Au Canada, en revanche, un tel objectif constitutionnel n’est pas reconnu en matière de droit d’auteur. Tel que l’observait l’Honorable Rosalie Abella, traitant alors son dernier dossier en tant que juge de la Cour suprême du Canada, [TRADUCTION] “l’un des principaux objectifs du droit d’auteur est d’accroître l’accès du public aux œuvres artistiques et intellectuelles et de faciliter leur diffusion, ce qui constitue une richesse pour la société et procure souvent aux utilisateurs les outils et l’inspiration nécessaires pour créer leurs propres œuvres”.7

Il serait donc pour le moins contraire aux fondements actuels du droit d’auteur canadien de reconnaître que des machines, parce qu’elles sont susceptibles d’être « inspirées » comme le sont les êtres humains, devraient bénéficier de l’exemption découlant de l’utilisation équitable.
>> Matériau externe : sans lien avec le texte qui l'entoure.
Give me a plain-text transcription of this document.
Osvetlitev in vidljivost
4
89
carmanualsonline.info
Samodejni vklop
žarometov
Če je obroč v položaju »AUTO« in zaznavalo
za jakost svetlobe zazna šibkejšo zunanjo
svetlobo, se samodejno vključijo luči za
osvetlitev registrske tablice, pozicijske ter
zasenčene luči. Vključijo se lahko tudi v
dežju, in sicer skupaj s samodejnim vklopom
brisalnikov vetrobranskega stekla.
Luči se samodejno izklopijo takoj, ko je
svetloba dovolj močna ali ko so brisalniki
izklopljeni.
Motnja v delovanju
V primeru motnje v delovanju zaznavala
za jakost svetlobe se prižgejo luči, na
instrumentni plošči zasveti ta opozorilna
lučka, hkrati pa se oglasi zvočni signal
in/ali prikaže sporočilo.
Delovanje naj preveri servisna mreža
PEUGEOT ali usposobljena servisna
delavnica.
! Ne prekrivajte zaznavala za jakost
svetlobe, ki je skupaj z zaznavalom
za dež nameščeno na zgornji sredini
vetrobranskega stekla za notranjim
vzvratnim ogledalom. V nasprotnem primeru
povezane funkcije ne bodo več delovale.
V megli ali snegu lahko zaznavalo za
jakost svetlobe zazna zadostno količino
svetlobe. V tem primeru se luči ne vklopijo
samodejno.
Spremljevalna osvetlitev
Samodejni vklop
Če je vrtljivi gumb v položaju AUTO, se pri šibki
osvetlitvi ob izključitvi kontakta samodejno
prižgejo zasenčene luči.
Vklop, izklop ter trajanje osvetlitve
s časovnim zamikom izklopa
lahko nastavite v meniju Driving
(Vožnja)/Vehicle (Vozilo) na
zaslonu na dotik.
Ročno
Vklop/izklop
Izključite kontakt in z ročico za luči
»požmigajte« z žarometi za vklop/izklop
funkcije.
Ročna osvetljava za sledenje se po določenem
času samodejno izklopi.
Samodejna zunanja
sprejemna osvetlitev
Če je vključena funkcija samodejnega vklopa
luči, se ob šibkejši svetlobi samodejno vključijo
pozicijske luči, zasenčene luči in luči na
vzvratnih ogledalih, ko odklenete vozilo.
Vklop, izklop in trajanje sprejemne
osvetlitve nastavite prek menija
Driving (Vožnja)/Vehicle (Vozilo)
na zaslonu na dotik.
Le texte ci-haut se veut une mise à jour du droit applicable au Canada en matière de technologie et de propriété intellectuelle. N’étant fourni qu’à titre d’information, il n’a aucunement la valeur d’une opinion juridique ou autrement professionnelle. Si vous estimez avoir besoin d’une telle opinion, veuillez entrer en communication directe avec nos bureaux. 

Références

  1. Bartz v. Anthropic PBC, 23 juin 2025.
  2. Voir CCH Canadienne Ltée c. Barreau du Haut-Canada, 2004 CSC 13 (« CCH »)(par. 51); Société canadienne des auteurs, compositeurs et éditeurs de musique c. Bell Canada, 2012 CSC 36 (“Bell ») (par. 27).
  3. Voir, entre autres, Compagnie Générale des Établissements Michelin-Michelin & Cie v. National Automobile, Aerospace, Transportation and General Workers Union of Canada (CAW-Canada) (1996), 71 CPR (3d) 348 (FCTD).
  4. Century 21 Canada Limited Partnership v. Rogers Communications Inc, 2011 BCSC 1196 (par. 234).
  5. Voir CCH, supra note 1 (par. 48); Bell, supra note 1 (par. 28 et 29); York University c. Canadian Copyright Licensing Agency (Access Copyright), 2021 CSC 32 (“York”) (par. 90 à 94).
  6. Bartz v. Anthropic PBC, 23 juin 2025 (pages 2 à 13).
  7. York supra note 5 (par. 92) (soulignements ajoutés).